There’s an old adage about speechwriting that I always fall back on when I’m at a loss about style and tone: Above all else, know thy audience.
Which is why, in any other setting or at any other time, Secretary of State Hillary Clinton’s speech on Wednesday might have been a bust. But she and her speechwriters do their homework as well as anyone. They understand that speeches on similar subjects can sound different, feel different and produce different results depending on the audience.
So, why was that audience mindset so important? Because it allowed her to develop a speech that was forthright, pragmatic and built with the purpose of offering up a framework for the Obama Administration’s foreign policy without the burden of having to be entertaining.
Make no mistake: This was not necessarily an entertaining speech. Contrast this speech, for example, to a shorter and lighter speech given to employees of the State Department on roughly the same subject. That one is filled with more humor, is more personable and, perhaps, is even more pleasurable to hear.

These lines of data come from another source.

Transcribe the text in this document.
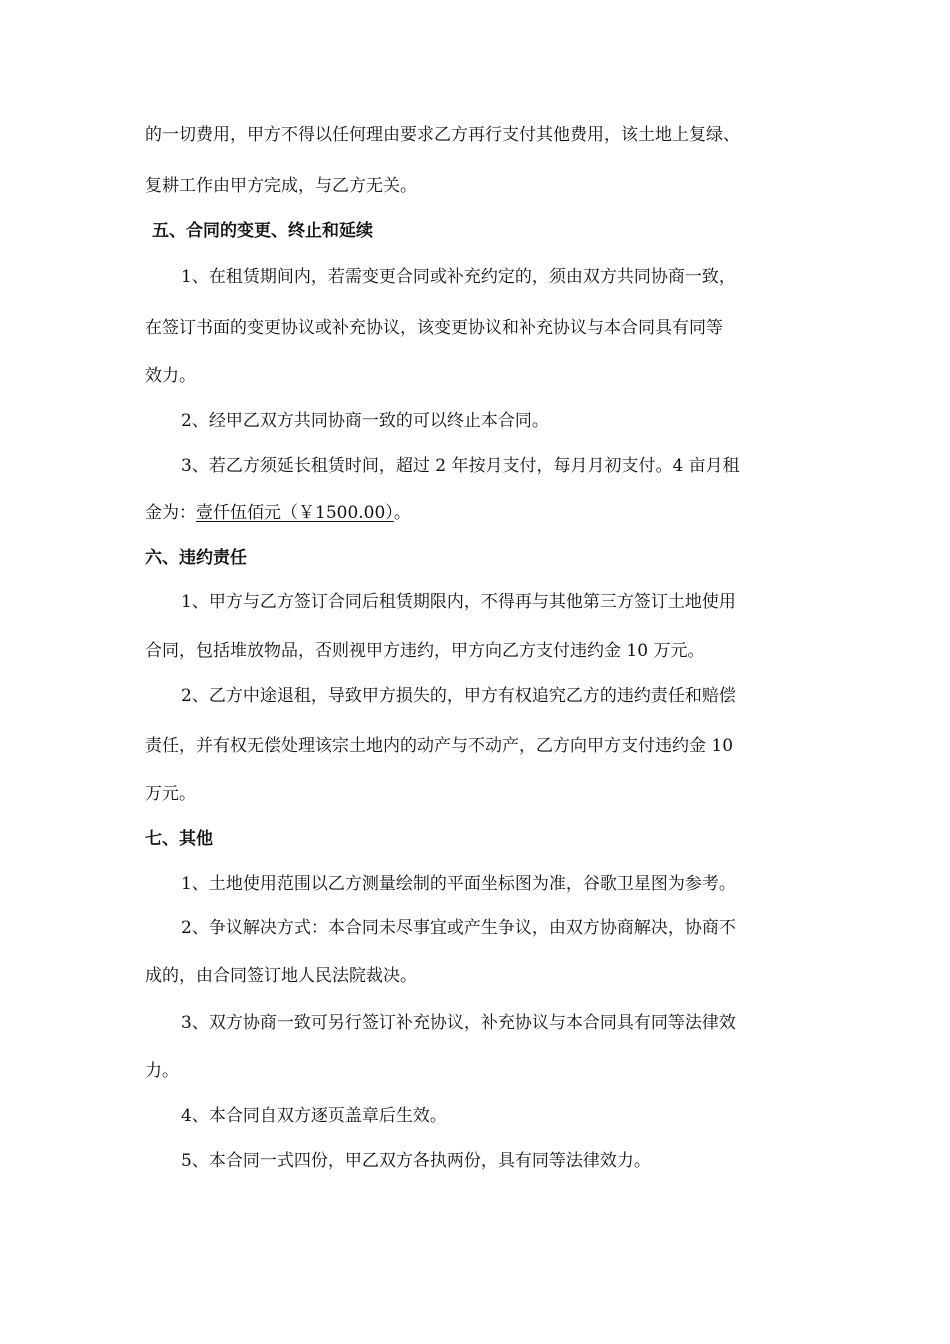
的一切费用，甲方不得以任何理由要求乙方再行支付其他费用，该土地上复绿、
复耕工作由甲方完成，与乙方无关。
五、合同的变更、终止和延续
1、在租赁期间内，若需变更合同或补充约定的，须由双方共同协商一致，
在签订书面的变更协议或补充协议，该变更协议和补充协议与本合同具有同等
效力。
2、经甲乙双方共同协商一致的可以终止本合同。
3、若乙方须延长租赁时间，超过 2 年按月支付，每月月初支付。4 亩月租
金为：壹仟伍佰元（￥1500.00）。
六、违约责任
1、甲方与乙方签订合同后租赁期限内，不得再与其他第三方签订土地使用
合同，包括堆放物品，否则视甲方违约，甲方向乙方支付违约金 10 万元。
2、乙方中途退租，导致甲方损失的，甲方有权追究乙方的违约责任和赔偿
责任，并有权无偿处理该宗土地内的动产与不动产，乙方向甲方支付违约金 10
万元。
七、其他
1、土地使用范围以乙方测量绘制的平面坐标图为准，谷歌卫星图为参考。
2、争议解决方式：本合同未尽事宜或产生争议，由双方协商解决，协商不
成的，由合同签订地人民法院裁决。
3、双方协商一致可另行签订补充协议，补充协议与本合同具有同等法律效
力。
4、本合同自双方逐页盖章后生效。
5、本合同一式四份，甲乙双方各执两份，具有同等法律效力。
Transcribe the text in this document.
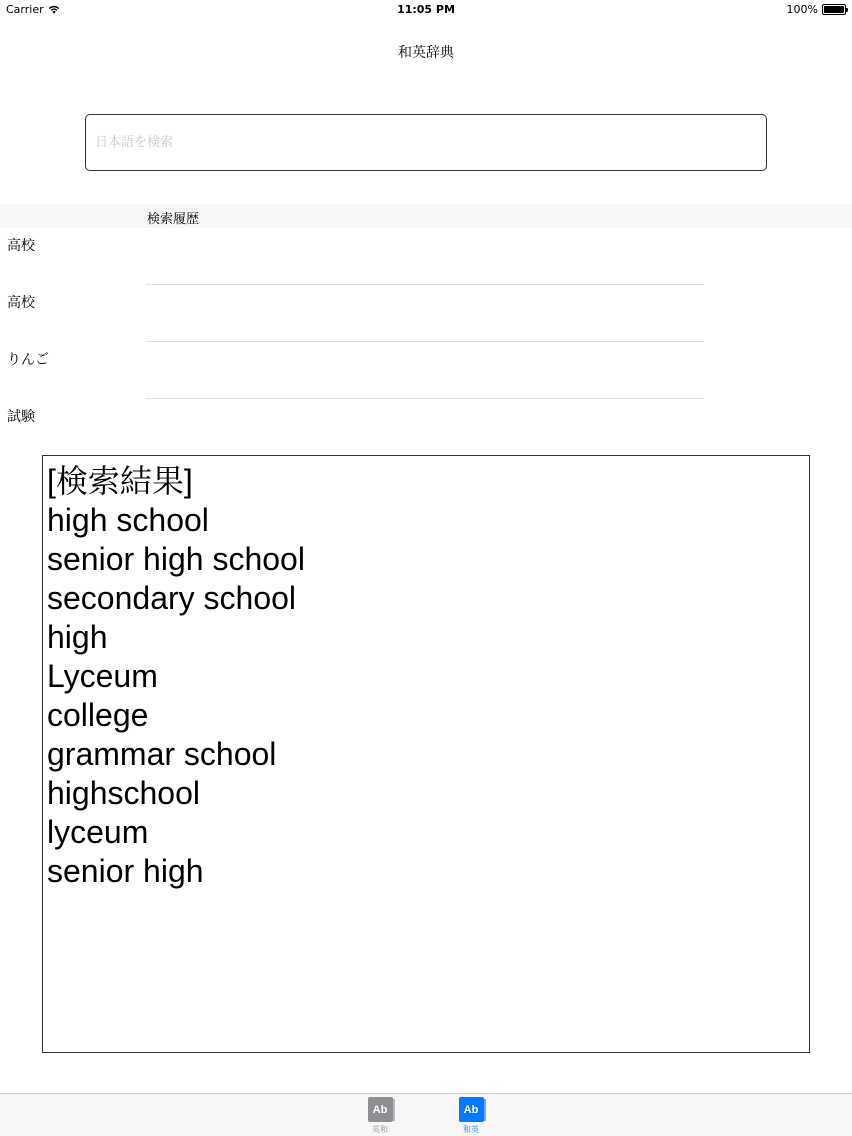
Carrier	11:05 PM	100%
和英辞典
日本語を検索
検索履歴
高校
高校
りんご
試験
[検索結果]
high school
senior high school
secondary school
high
Lyceum
college
grammar school
highschool
lyceum
senior high
Ab
英和
Ab
和英
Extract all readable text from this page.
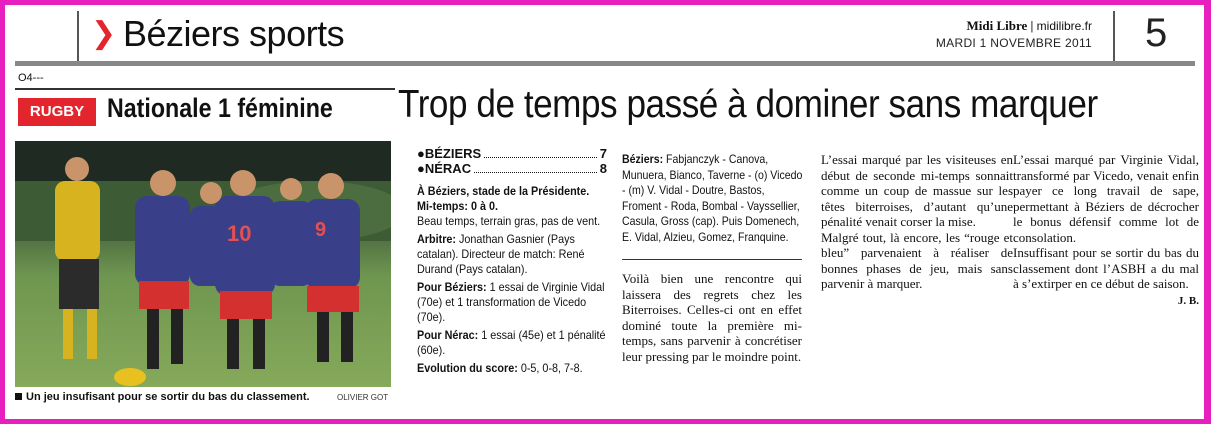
❯ Béziers sports	Midi Libre | midilibre.fr
MARDI 1 NOVEMBRE 2011 5
O4---
RUGBY Nationale 1 féminine Trop de temps passé à dominer sans marquer
10	9
Un jeu insufisant pour se sortir du bas du classement.	OLIVIER GOT
●BÉZIERS	7
●NÉRAC	8

À Béziers, stade de la Présidente. Mi-temps: 0 à 0.
Beau temps, terrain gras, pas de vent.

Arbitre: Jonathan Gasnier (Pays catalan). Directeur de match: René Durand (Pays catalan).

Pour Béziers: 1 essai de Virginie Vidal (70e) et 1 transformation de Vicedo (70e).

Pour Nérac: 1 essai (45e) et 1 pénalité (60e).

Evolution du score: 0-5, 0-8, 7-8.

Béziers: Fabjanczyk - Canova, Munuera, Bianco, Taverne - (o) Vicedo - (m) V. Vidal - Doutre, Bastos, Froment - Roda, Bombal - Vayssellier, Casula, Gross (cap). Puis Domenech, E. Vidal, Alzieu, Gomez, Franquine.

Voilà bien une rencontre qui laissera des regrets chez les Biterroises. Celles-ci ont en effet dominé toute la première mi-temps, sans parvenir à concrétiser leur pressing par le moindre point.
L’essai marqué par les visiteuses en début de seconde mi-temps sonnait comme un coup de massue sur les têtes biterroises, d’autant qu’une pénalité venait corser la mise.
Malgré tout, là encore, les “rouge et bleu” parvenaient à réaliser de bonnes phases de jeu, mais sans parvenir à marquer.
L’essai marqué par Virginie Vidal, transformé par Vicedo, venait enfin payer ce long travail de sape, permettant à Béziers de décrocher le bonus défensif comme lot de consolation.
Insuffisant pour se sortir du bas du classement dont l’ASBH a du mal à s’extirper en ce début de saison.
J. B.
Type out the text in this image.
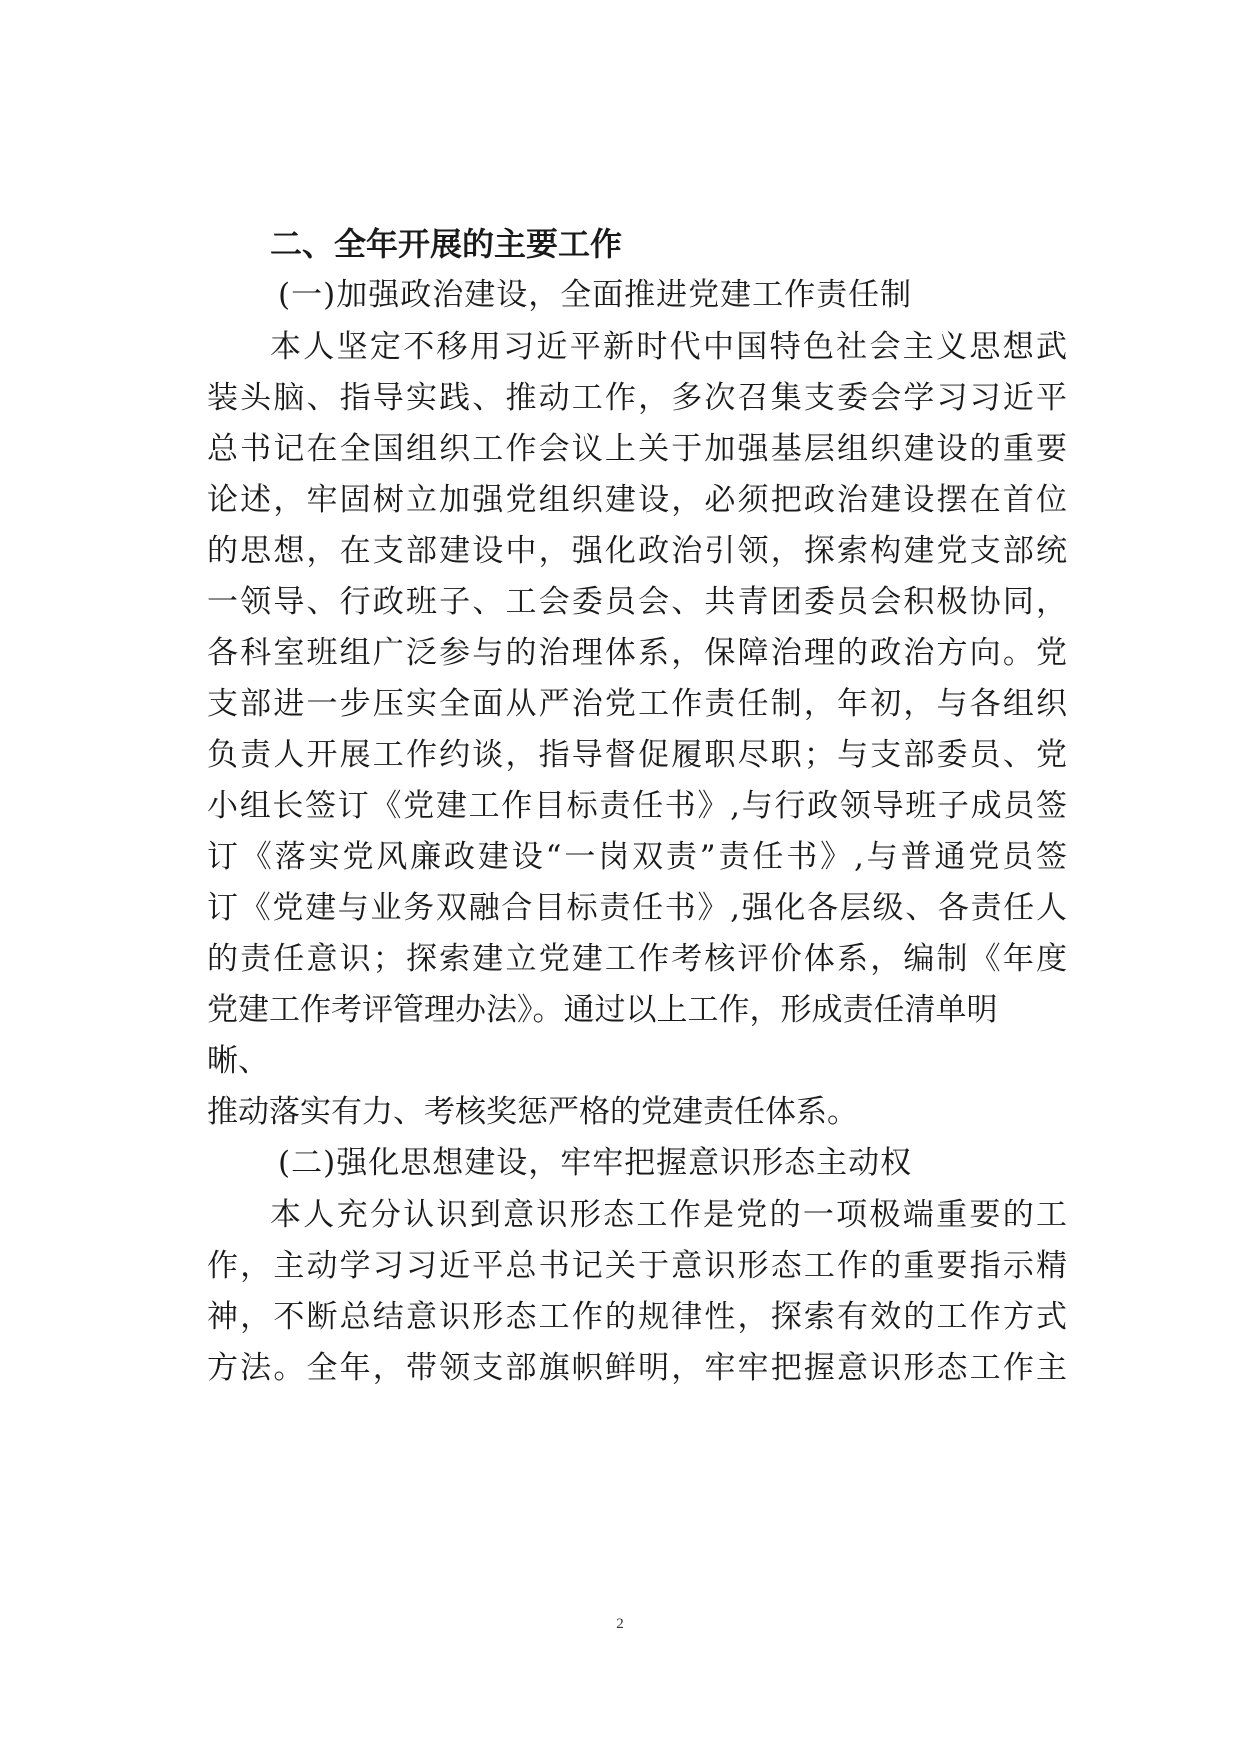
二、全年开展的主要工作
(一)加强政治建设，全面推进党建工作责任制
本人坚定不移用习近平新时代中国特色社会主义思想武
装头脑、指导实践、推动工作，多次召集支委会学习习近平
总书记在全国组织工作会议上关于加强基层组织建设的重要
论述，牢固树立加强党组织建设，必须把政治建设摆在首位
的思想，在支部建设中，强化政治引领，探索构建党支部统
一领导、行政班子、工会委员会、共青团委员会积极协同，
各科室班组广泛参与的治理体系，保障治理的政治方向。党
支部进一步压实全面从严治党工作责任制，年初，与各组织
负责人开展工作约谈，指导督促履职尽职；与支部委员、党
小组长签订《党建工作目标责任书》,与行政领导班子成员签
订《落实党风廉政建设“一岗双责”责任书》,与普通党员签
订《党建与业务双融合目标责任书》,强化各层级、各责任人
的责任意识；探索建立党建工作考核评价体系，编制《年度
党建工作考评管理办法》。通过以上工作，形成责任清单明
晰、
推动落实有力、考核奖惩严格的党建责任体系。
(二)强化思想建设，牢牢把握意识形态主动权
本人充分认识到意识形态工作是党的一项极端重要的工
作，主动学习习近平总书记关于意识形态工作的重要指示精
神，不断总结意识形态工作的规律性，探索有效的工作方式
方法。全年，带领支部旗帜鲜明，牢牢把握意识形态工作主
2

This speech is not like that. That is not a criticism. The audiences are different, and they have different needs. Employees may need humor and cajoling. This audience—both the one in the room and the one receiving it via the media—needed easy-to-understand language about what the country’s foreign policy actually is: straightforward language in clear sentences.
Besides, I may be speaking heresy here, but not all speeches have to be entertaining. They have to hold the audience and deliver a message in a way that can be understood. But they don’t necessarily have to be entertaining.
This speech is a great example. It was a serious speech about a serious subject and it was crafted in a classical (and practical) problem-solution structure.
The problem: “…the international agenda today is unforgiving: two wars, conflict in the Middle East, ongoing threats of violent extremism and nuclear proliferation, global recession, climate change, hunger and disease, and a widening gap between the rich and the poor. All of these challenges affect America’s security and prosperity, and they all threaten global stability and progress.”
The solution: A five-step approach to rebuilding the country’s foreign policy that has, at its heart, “…a new era of engagement based on common interests, shared values, and mutual respect. Going forward, capitalizing on America’s unique strengths, we must advance those interests through partnership, and promote universal values through the power of our example and the empowerment of people.”
This is a very workmanlike talk. Short on humor. Heavy on policy. But, like most of her speeches, there was still room for some nice stylistic work that helped the audience—even with the seriousness of topic—pay attention.
A few examples:
• The problem-solution structure is one easily recognizable by all audiences.
• The five-step solution allows the audience to follow the progress.
• Sentence variation—long sentences followed by short, staccato lines—throughout is handled nicely and avoids a sing-songy pattern.
• She avoids jargon.
• There are some simple declarative statements that reinforce confidence and control. Drumbeat statements like: “They are wrong” … “Here’s how we’ll do it” … “In today’s world, that’s global malpractice,” and “We cannot go back to Cold War containment or to unilateralism,” are powerful tools for speakers to demonstrate command.
Plus, she delivered it with characteristic strength. Forceful at the right moments. Using her hands—and pointing with her finger—to reinforce important lines helps tremendously.
The overall success of her speech must be gauged over time. But her address is a great example of how to use a broad forum to begin the process of framing the arguments and key messages for your audience.